Method: A total of 20 271 children aged 7-11 were

surveyed in six European countries. Respiratory health

and food intake were assessed using questionnaires.

Associations between four symptoms and nutritional

factors were evaluated using logistic regression,

controlling for area plus other potential confounders.

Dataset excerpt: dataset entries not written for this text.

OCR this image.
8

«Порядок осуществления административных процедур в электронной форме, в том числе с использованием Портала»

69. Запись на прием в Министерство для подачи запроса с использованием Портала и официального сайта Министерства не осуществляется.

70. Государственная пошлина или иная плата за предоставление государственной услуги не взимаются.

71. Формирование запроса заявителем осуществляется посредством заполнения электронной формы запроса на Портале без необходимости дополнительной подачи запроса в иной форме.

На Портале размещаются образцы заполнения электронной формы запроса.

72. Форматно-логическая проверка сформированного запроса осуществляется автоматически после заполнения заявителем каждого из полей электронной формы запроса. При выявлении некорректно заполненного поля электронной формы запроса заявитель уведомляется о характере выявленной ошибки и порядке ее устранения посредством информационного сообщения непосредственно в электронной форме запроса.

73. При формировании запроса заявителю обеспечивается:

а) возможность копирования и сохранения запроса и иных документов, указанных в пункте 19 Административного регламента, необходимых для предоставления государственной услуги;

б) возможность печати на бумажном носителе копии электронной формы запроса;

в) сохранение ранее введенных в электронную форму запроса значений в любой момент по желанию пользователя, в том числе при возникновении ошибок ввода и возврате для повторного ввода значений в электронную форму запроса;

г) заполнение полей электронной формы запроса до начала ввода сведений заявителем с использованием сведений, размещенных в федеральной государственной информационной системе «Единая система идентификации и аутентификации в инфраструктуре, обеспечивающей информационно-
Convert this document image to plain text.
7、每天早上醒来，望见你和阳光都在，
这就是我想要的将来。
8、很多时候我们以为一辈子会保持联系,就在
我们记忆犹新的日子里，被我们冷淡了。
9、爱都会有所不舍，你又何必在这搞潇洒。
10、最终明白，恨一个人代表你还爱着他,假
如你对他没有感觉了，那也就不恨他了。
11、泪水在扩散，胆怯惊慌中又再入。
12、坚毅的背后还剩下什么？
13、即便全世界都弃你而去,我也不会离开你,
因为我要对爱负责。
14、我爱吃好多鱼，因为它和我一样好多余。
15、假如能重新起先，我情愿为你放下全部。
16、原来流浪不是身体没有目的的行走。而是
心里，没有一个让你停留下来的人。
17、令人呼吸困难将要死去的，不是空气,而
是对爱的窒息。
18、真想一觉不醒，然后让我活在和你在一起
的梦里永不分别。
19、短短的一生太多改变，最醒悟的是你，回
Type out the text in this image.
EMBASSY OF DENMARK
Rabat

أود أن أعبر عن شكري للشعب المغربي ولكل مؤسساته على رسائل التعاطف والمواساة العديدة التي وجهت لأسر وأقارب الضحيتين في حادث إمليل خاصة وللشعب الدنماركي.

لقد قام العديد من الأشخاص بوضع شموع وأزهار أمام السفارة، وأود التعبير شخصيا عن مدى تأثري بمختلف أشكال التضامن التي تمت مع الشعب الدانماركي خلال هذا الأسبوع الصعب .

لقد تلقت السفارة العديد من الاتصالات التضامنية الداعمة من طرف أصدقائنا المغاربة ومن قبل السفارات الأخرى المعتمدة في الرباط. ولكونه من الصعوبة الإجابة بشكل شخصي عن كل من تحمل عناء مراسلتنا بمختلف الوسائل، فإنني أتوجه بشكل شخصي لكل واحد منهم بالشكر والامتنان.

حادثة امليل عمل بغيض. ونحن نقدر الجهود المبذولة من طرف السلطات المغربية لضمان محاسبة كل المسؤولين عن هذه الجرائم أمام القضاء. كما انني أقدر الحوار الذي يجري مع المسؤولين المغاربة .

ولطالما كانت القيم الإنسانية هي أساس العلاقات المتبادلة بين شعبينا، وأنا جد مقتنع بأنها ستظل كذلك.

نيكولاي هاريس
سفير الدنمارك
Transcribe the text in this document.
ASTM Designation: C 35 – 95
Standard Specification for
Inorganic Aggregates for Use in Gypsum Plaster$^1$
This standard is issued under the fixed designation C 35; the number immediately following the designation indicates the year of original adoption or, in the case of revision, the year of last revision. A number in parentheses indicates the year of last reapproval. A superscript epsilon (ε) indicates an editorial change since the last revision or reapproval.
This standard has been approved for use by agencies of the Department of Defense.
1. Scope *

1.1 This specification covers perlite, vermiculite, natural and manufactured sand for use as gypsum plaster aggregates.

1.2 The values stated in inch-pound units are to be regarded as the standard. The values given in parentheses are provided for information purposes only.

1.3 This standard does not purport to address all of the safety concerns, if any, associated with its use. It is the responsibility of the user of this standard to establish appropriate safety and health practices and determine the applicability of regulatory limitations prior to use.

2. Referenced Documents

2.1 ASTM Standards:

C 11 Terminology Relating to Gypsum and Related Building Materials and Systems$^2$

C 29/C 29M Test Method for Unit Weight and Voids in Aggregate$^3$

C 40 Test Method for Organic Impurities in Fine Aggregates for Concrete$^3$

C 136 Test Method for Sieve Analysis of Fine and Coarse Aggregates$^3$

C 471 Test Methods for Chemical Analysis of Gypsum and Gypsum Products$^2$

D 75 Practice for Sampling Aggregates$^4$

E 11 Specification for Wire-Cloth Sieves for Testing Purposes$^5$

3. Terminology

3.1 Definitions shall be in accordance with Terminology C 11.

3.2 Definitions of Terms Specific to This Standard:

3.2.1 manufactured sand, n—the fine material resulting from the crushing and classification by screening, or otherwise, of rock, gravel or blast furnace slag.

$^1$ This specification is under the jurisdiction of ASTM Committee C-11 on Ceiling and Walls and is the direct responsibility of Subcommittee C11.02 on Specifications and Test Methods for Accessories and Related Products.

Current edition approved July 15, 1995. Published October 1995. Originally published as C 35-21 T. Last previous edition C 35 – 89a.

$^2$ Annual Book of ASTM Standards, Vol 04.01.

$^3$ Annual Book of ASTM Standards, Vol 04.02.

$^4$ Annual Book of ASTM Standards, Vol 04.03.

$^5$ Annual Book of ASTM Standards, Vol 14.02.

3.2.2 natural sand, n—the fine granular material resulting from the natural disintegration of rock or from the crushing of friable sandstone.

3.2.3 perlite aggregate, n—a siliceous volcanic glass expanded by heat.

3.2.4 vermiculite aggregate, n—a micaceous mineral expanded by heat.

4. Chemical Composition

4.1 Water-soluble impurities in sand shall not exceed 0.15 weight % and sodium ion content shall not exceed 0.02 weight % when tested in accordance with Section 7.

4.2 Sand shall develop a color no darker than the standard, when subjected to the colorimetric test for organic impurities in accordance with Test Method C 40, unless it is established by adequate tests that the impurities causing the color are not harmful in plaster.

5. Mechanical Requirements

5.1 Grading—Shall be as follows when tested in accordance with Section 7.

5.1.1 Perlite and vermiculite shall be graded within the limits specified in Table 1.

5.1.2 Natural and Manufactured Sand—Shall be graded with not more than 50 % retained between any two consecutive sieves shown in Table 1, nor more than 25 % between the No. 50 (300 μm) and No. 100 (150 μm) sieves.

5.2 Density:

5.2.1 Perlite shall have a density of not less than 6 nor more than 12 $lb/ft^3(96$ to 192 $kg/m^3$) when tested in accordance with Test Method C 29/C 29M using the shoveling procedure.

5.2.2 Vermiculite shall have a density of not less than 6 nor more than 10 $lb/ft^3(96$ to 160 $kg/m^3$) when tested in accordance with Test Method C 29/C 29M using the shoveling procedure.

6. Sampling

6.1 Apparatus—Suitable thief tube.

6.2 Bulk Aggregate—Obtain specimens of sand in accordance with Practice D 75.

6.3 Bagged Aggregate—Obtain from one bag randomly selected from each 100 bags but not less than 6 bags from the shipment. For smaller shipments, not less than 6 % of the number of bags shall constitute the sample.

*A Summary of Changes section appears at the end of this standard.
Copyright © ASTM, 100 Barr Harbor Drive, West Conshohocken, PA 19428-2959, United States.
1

Results: All symptoms showed initial associations with

nutritional factors. Low consumption of fish and of

summer and winter fruit were the most consistent

predictors. In a fully adjusted model low fish intake

remained a significant independent predictor of

persistent cough (OR=1.18; 95% CI 1.04 to 1.34),

wheeze ever (OR=1.14; 95% CI 1.03 to 1.25) and current

wheeze (OR=1.21; 95% CI 1.06 to 1.39) and a weaker

predictor of winter cough (OR=1.10; 95% CI 0.99 to

1.23). Low summer fruit intake was a predictor of

winter cough (OR=1.40; 95% CI 1.10 to 1.79) and

persistent cough (OR=1.35; 95% CI 1.01 to 1.82). Low

winter fruit intake was associated with winter cough

(OR=1.28; 95% CI 1.09 to 1.51). Associations between

symptoms and vegetable intake were inconsistent. Low

summer intake was significantly associated with winter

cough (OR=1.23; 95% CI 1.03 to 1.47) but, overall,

winter intake had inverse associations with both

coughs. Associations between winter vegetable intake

and wheeze varied considerably between countries.

Conclusion: A number of associations were found

between respiratory symptoms and low intake of fish,

fruit and vegetables in children. Low fish intake was

the most consistent predictor of poor respiratory

health. Fruit and vegetable intake showed stronger

associations with cough than with wheeze.